GOMA, Democratic Republic of Congo – Being a girl, Sophie isn’t what most people expect when they hear the term “child soldier.” But the 22-year-old woman from the North Kivu region of war-torn Democratic Republic of Congo (DRC) was forced into this role for seven years. Rebels came to her village one night when she was 11, grabbed her along with some other children, and held them all captive in the bush.
Sophie was married off to one of the rebels and made to carry out domestic work. “I had a husband [in the bush],” she says. “I was required to cook and clean, too.”
It’s estimated that there are 250,000 child soldiers globally, and that 40 percent of them are girls, usually taken as “wives” for the armed groups who kidnap them. Most are subject to sexual exploitation and forced to perform duties such as cooking and midwifery, but some receive weapons training and actively participate in combat.
DRC has one of the highest rates of child soldiers in the world, with an estimated 30,000 – 12 percent of the global total. Civil war has raged in this former Belgian colony since the early 1990s, so far costing the lives of over 5.4 million. North Kivu, in northeastern Congo, has long been heavily occupied by armed groups, and for several years its largest city, Goma, was considered a hub for the recruitment of child soldiers.
While conflict-related deaths in DRC have steadily decreased since the 1990s, the fighting continues, and there are still more than 40 active armed groups in eastern parts of the country. When presidential elections, due to take place in November 2016, were postponed by current president Joseph Kabila until December 2018, clashes between protesters and police led to renewed fighting and hundreds of deaths. In February alone, more than 100 people were killed by security forces.
With the country in the grip of violence and political unrest, experts warn that armed groups will once again start recruiting child soldiers from Goma and the surrounding region. Former child soldiers who were rescued or escaped from the armed groups as fighting subsided are particularly vulnerable to being recruited again because, for many, life as a soldier is more appealing than the life they have returned to.
Many who return home don’t have access to services aimed at helping them reintegrate, leaving them exposed to discrimination and rejection by their communities. For girls, fitting in again once they are back home can be especially difficult. Assumed to have been raped by their captors, girls who have been held by rebel groups are often shunned by their families and communities.
“We have known men. We are considered dirty,” says Sophie. “People don’t even speak to us.” Seeing no other choice, many go back to the groups they once fled.
“There were many girls [former child soldiers] in the area, but the majority went back to the bush. They were not well accepted here. People discriminated against them,” says Marie, 17, another former child soldier from North Kivu. Like the other girls who spoke for this story, Marie was reluctant to give much detail about her time with the rebel group that kidnapped her.
Sean Poole, director of international programs at Invisible Children, has spent the past few years working with child soldiers in neighboring Uganda and says the reintegration of child soldiers into their communities is a difficult, complex process that requires intensive support.
“It’s a sobering experience when these individuals come out of the bush where they have usually spent more than half their lives,” he says. “They need more than just medicine and education. They didn’t have a normal childhood, so they need to be able to re-create some of the rituals that are part of that.”
Whether it’s simply playing football regularly with friends or going to church on Sundays, children hugely benefit from everyday routines, says Poole.
The government doesn’t have the resources to heal the economic and social wounds of the decades-long civil war, which analysts say might be exacerbated by the current political turmoil. So it’s left to a handful of international organizations to provide psychosocial support to the affected communities.
“Children who come back from an armed group usually suffer from intense stigma, especially girls,” says Isabelle Guitard, director of programmes at Child Soldiers International (CSI). The organization works to reduce stigmatization by raising awareness among communities and providing mediation between former child soldiers and their families and religious leaders.

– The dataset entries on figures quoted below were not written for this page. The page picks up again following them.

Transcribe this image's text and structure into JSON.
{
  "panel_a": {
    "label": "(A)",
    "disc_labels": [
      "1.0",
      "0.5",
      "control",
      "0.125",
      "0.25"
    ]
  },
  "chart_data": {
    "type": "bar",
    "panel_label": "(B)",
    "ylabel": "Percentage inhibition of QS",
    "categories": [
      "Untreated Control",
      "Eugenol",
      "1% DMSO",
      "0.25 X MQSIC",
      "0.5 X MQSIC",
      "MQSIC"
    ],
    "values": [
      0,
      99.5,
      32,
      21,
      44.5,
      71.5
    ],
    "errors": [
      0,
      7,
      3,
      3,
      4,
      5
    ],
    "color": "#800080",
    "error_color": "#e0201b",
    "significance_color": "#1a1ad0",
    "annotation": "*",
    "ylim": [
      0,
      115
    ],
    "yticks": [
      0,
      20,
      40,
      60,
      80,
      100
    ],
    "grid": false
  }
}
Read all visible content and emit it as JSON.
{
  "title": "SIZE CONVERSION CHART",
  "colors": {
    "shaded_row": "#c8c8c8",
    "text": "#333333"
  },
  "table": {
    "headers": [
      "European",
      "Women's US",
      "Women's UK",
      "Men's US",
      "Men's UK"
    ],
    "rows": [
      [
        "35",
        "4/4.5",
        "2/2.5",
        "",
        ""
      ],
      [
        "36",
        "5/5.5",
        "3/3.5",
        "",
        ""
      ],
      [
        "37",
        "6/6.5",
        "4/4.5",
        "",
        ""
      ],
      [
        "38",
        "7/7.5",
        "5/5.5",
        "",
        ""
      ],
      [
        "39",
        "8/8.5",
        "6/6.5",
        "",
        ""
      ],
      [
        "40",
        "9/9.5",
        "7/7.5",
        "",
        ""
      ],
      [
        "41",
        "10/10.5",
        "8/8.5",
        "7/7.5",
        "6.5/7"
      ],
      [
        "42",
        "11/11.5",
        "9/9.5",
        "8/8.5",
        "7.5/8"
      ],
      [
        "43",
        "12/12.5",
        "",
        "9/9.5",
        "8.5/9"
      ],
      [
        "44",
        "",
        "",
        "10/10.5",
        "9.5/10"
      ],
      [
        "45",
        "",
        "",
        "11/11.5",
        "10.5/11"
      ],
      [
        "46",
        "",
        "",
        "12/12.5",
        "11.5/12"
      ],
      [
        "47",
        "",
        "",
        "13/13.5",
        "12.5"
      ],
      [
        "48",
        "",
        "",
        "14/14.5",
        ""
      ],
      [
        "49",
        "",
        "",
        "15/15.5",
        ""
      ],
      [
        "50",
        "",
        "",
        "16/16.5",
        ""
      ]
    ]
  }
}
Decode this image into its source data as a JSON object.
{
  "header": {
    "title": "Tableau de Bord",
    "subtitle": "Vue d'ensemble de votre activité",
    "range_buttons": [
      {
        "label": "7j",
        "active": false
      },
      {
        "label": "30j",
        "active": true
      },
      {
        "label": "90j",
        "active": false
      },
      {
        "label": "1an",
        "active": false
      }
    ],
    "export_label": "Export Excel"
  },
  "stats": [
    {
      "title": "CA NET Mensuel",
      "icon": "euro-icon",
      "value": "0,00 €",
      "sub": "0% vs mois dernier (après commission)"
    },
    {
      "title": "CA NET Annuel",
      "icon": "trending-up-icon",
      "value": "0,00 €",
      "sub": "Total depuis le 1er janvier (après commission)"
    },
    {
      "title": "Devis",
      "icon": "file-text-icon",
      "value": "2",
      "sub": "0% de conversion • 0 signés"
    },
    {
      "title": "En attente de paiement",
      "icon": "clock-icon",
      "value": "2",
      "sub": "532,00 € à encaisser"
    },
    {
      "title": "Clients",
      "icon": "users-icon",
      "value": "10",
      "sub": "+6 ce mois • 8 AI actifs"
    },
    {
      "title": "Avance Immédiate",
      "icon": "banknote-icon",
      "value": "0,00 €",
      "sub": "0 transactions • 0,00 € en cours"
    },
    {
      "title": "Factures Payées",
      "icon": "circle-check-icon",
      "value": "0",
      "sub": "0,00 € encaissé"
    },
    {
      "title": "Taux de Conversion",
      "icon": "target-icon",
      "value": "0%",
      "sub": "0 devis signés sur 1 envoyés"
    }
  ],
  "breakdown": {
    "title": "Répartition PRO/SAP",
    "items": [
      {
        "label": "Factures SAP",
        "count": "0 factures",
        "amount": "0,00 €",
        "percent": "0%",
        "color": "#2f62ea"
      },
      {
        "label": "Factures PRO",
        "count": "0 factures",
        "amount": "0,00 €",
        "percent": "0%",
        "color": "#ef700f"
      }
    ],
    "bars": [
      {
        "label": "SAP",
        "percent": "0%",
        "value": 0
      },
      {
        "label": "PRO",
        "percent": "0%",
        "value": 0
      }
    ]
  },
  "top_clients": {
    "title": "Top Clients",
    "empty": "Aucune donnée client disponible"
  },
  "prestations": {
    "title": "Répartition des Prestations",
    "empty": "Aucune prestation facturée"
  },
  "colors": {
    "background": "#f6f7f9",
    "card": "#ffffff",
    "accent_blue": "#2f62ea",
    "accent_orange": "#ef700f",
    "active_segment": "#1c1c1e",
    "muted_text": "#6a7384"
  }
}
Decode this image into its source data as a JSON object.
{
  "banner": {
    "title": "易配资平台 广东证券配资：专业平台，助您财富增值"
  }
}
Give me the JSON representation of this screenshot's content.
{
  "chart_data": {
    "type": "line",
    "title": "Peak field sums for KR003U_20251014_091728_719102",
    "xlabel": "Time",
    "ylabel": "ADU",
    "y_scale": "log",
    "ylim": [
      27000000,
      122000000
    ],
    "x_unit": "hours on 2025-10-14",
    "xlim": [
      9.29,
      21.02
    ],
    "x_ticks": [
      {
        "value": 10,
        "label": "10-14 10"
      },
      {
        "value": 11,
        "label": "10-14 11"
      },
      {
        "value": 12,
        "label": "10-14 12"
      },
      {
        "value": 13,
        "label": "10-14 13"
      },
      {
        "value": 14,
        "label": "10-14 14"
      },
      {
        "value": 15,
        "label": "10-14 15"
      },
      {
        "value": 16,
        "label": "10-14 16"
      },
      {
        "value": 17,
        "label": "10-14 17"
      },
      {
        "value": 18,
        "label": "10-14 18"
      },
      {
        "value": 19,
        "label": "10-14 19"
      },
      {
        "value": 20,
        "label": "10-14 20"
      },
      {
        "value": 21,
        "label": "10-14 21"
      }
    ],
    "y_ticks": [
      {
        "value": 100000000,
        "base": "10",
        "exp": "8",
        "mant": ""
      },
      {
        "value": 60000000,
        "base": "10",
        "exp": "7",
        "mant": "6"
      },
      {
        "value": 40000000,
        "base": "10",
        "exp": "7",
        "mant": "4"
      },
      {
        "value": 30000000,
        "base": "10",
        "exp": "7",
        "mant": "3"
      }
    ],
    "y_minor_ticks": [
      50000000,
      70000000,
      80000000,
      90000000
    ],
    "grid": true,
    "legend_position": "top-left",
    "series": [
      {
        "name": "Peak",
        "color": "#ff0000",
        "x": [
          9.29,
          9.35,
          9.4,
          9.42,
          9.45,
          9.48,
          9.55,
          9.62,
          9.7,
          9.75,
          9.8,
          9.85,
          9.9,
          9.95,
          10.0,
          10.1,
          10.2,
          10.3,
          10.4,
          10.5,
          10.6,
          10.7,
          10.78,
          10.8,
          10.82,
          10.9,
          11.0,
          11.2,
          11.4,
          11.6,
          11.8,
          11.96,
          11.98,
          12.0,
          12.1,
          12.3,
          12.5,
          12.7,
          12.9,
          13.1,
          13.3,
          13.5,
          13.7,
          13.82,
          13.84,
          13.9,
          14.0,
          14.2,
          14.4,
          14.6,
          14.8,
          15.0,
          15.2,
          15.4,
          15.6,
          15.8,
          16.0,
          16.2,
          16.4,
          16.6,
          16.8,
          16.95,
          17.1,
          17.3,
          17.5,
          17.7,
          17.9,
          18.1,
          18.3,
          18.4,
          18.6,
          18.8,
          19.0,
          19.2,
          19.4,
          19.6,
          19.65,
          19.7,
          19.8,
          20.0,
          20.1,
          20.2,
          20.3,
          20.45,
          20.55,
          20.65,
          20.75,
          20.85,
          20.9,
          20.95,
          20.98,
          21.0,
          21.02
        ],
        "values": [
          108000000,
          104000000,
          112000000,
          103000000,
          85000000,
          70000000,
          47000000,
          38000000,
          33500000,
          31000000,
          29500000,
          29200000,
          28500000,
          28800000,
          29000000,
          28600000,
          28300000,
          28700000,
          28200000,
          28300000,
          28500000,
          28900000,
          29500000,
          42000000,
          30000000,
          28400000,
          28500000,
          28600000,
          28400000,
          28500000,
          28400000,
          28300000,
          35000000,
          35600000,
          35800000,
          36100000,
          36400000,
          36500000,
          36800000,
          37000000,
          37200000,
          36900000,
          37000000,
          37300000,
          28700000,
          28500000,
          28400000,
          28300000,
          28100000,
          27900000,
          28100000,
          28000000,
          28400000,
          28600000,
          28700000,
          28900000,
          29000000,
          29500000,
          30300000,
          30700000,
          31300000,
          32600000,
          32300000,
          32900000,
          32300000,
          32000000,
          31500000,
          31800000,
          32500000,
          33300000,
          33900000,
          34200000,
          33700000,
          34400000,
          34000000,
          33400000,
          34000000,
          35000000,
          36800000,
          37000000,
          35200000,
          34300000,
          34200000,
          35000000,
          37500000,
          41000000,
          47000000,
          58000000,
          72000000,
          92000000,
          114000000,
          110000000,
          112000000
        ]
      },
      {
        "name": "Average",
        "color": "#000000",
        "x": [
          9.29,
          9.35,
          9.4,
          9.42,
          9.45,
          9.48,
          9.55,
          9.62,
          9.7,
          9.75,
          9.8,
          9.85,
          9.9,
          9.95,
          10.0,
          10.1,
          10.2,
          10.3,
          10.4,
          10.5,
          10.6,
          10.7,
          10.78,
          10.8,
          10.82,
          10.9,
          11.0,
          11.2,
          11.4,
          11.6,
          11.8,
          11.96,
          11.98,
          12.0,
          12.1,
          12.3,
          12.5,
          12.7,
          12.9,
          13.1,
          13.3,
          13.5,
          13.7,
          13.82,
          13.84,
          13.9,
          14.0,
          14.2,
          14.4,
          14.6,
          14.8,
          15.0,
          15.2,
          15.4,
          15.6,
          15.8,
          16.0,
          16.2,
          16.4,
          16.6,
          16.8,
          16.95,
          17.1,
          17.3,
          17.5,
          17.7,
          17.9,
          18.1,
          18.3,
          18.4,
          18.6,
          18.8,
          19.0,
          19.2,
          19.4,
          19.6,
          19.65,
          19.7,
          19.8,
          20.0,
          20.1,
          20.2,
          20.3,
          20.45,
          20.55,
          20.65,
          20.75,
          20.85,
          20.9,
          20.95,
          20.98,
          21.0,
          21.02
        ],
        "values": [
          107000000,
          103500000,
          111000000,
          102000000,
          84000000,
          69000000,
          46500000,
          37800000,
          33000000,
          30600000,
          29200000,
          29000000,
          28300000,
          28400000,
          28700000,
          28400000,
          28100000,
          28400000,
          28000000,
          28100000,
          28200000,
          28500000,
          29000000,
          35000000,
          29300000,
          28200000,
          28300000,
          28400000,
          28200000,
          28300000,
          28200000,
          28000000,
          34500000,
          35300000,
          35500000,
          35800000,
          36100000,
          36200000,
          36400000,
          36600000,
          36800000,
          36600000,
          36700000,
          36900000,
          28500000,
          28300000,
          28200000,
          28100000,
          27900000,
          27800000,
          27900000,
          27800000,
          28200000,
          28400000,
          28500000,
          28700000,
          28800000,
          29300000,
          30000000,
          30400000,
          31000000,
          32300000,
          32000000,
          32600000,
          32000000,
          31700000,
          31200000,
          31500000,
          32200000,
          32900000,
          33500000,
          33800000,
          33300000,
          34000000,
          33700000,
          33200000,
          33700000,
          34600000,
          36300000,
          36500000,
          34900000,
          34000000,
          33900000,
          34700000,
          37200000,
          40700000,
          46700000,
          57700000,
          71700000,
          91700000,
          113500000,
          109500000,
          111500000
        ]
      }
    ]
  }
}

“Anything that boosts community dialogue and participation is an effective method of reintegrating former child soldiers into society – as well as preventing further child recruitment,” says Guitard. “We need to make communities understand that it wasn’t the choice of these children to be part of the conflict.”
Sophie and Marie know they may never be able to return to the lives they had before they were taken by the rebels. Both suffered sexual abuse and witnessed killings while they were living with armed groups.
So they settle for appreciating anything – not matter how small – that makes them feel like “normal” people. For Sophie, it’s singing. “I love singing at the church,” she says. “I just pray that no other girl sees what I have seen.”
Some of the names have been changed to protect the girls’ identities.
This story was reported with the support of an African Great Lakes Fellowship from the International Women’s Media Foundation.